The Rangers’ at-bats were loud early, and the Mets’ were quiet late and especially when it mattered most.
Trevor Williams buried his team in a hole they never climbed out of, and the Mets’ situational hits failed again on a sunny Saturday afternoon in a 7-3 loss to Texas in front of a crowd of 26,494 at Citi Field.
The Mets (48-30) have lost four of their last five ahead of Sunday’s rubber game against the Rangers. The Braves won again, narrowing the Mets’ lead over NL East to just 2 1/2 games, the closest the division has achieved since April 30.
The Rangers’ four homers, including three in the first four innings — two of them by right fielder Kole Calhoun — were enough to sink the Mets, who remained scoreless after the fourth inning and finished 8-0 with runners in scoring position .
In their last five games, the Mets — who have thrived at critical moments for much of the season and run big hits to big rallies — have played 4-to-39 (.103) with runners in goal position.
“We couldn’t put a lot of things together,” said manager Buck Showalter of his club, which has conceded ten runs in the last five games. “We create some opportunities but don’t take them. But then we [did] hit four balls today on the button they were defending.”
When the offense is absent, the Mets must rely on a pitching baton, which when healthy can carry a heavier load. On the same day that the Mets officially announced Jacob deGrom’s rehab stint would begin Sunday (two days before Max Scherzer’s scheduled return to the major league rotation), Williams, a typically reliable replacement, underscored the need for that the co-aces come back .
Williams has done well as a swingman this season, but he gave back-to-back homers in the second inning to Calhoun and Jonah Heim, who went an estimated 792 feet combined.

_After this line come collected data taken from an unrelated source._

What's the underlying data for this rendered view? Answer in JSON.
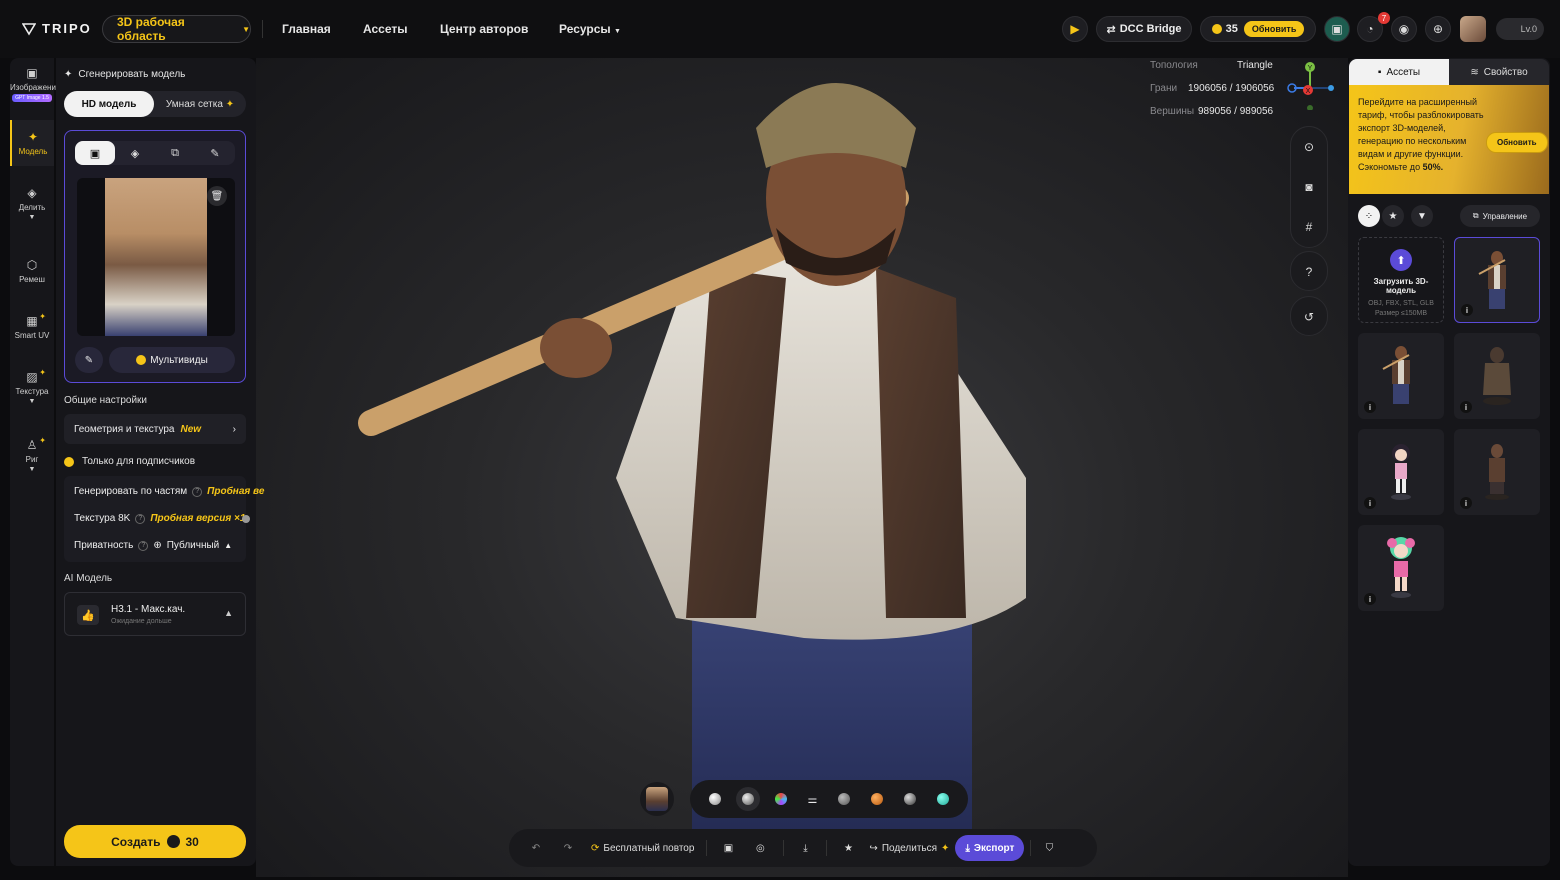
{
  "app": {
    "logo_text": "TRIPO",
    "workspace_label": "3D рабочая область"
  },
  "nav": {
    "items": [
      "Главная",
      "Ассеты",
      "Центр авторов",
      "Ресурсы"
    ]
  },
  "header": {
    "dcc_label": "DCC Bridge",
    "credits": "35",
    "upgrade_label": "Обновить",
    "notification_count": "7",
    "level": "Lv.0"
  },
  "rail": {
    "items": [
      {
        "label": "Изображени",
        "icon": "image-icon",
        "tag": "GPT Image 1.5"
      },
      {
        "label": "Модель",
        "icon": "sparkle-icon"
      },
      {
        "label": "Делить",
        "icon": "cube-split-icon"
      },
      {
        "label": "Ремеш",
        "icon": "mesh-icon"
      },
      {
        "label": "Smart UV",
        "icon": "uv-icon"
      },
      {
        "label": "Текстура",
        "icon": "texture-icon"
      },
      {
        "label": "Риг",
        "icon": "rig-icon"
      }
    ]
  },
  "left_panel": {
    "title": "Сгенерировать модель",
    "mode_hd": "HD модель",
    "mode_smart": "Умная сетка",
    "multiview_label": "Мультивиды",
    "general_settings": "Общие настройки",
    "geometry_texture": "Геометрия и текстура",
    "new_tag": "New",
    "subscribers_only": "Только для подписчиков",
    "gen_by_parts": "Генерировать по частям",
    "gen_by_parts_trial": "Пробная ве",
    "texture_8k": "Текстура 8K",
    "texture_8k_trial": "Пробная версия ×1",
    "privacy": "Приватность",
    "privacy_value": "Публичный",
    "ai_model_heading": "AI Модель",
    "ai_model_name": "H3.1 - Макс.кач.",
    "ai_model_note": "Ожидание дольше",
    "create_label": "Создать",
    "create_cost": "30"
  },
  "viewport": {
    "stats": [
      {
        "label": "Топология",
        "value": "Triangle"
      },
      {
        "label": "Грани",
        "value": "1906056 / 1906056"
      },
      {
        "label": "Вершины",
        "value": "989056 / 989056"
      }
    ],
    "gizmo_labels": {
      "y": "Y",
      "x": "X"
    }
  },
  "right_panel": {
    "tab_assets": "Ассеты",
    "tab_properties": "Свойство",
    "promo_text": "Перейдите на расширенный тариф, чтобы разблокировать экспорт 3D-моделей, генерацию по нескольким видам и другие функции. Сэкономьте до",
    "promo_percent": "50%.",
    "promo_button": "Обновить",
    "manage_label": "Управление",
    "upload_title": "Загрузить 3D-модель",
    "upload_formats": "OBJ, FBX, STL, GLB",
    "upload_size": "Размер ≤150MB",
    "info_glyph": "i"
  },
  "bottom_bar": {
    "free_retry": "Бесплатный повтор",
    "share": "Поделиться",
    "export": "Экспорт"
  },
  "colors": {
    "accent": "#f5c518",
    "primary": "#5b4bd8",
    "bg": "#0c0c0e"
  }
}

The Mets had taken the lead in the first inning on Starling Marte’s eighth homer of the season, a two-run shot. But they went from a two-run ledge to a two-run hole that proved insurmountable.
“A couple of mishandled pitches that ended up hurting,” said Williams, who took a three-day break for a rotation missing Scherzer, deGrom, Tylor Megill and now David Peterson, who left to be with his wife expecting their child every day. “The three-run homer [to Calhoun] was the dagger.”
Williams only lasted 3 ²/₃ innings, finishing with as many strikeouts (three) as home runs were allowed. Each of the five runs he was tasked with came from the long ball, the last of them a second homer by Calhoun.
After Williams was removed, the Mets’ bullpen gave the offense a chance to strike — another chance that was wasted.
The Mets hit just one run after the first inning, on a home run by Eduardo Escobar in the fourth that made it 5-3. They didn’t come any closer.
Their best subsequent threat came at the end of the fifth when Marte singled in front of Francisco Lindor’s walk, bringing Pete Alonso and excitement to the plate. But while the slugger hit the ball hard, it went straight to shortstop Corey Seager, who started a double play late in the inning.
Alonso had another chance in the eighth inning after Lindor tied for second with a no out, but he swung through the three. Lindor was one of seven stranded.
What went wrong with the Mets’ on-time bats?
“Baseball,” Lindor said when asked how a team that was successful in the clutch froze. “The ups and downs of baseball. It’s that time of year for us. We all grind, we all try, we all do our best.”
The Rangers rode ahead of Tommy Hunter on singles runs in the eighth and ninth. Seager poked the move to plate one with a single, while Leody Taveras’ homer was the final run of the game.
There are games where the Mets can easily lead 2-0 in the first inning to victory. But those days are a lot more common when deGrom or Scherzer are on the hill.
The Mets’ big pitchers are expected to be back soon. Will the big hits return too?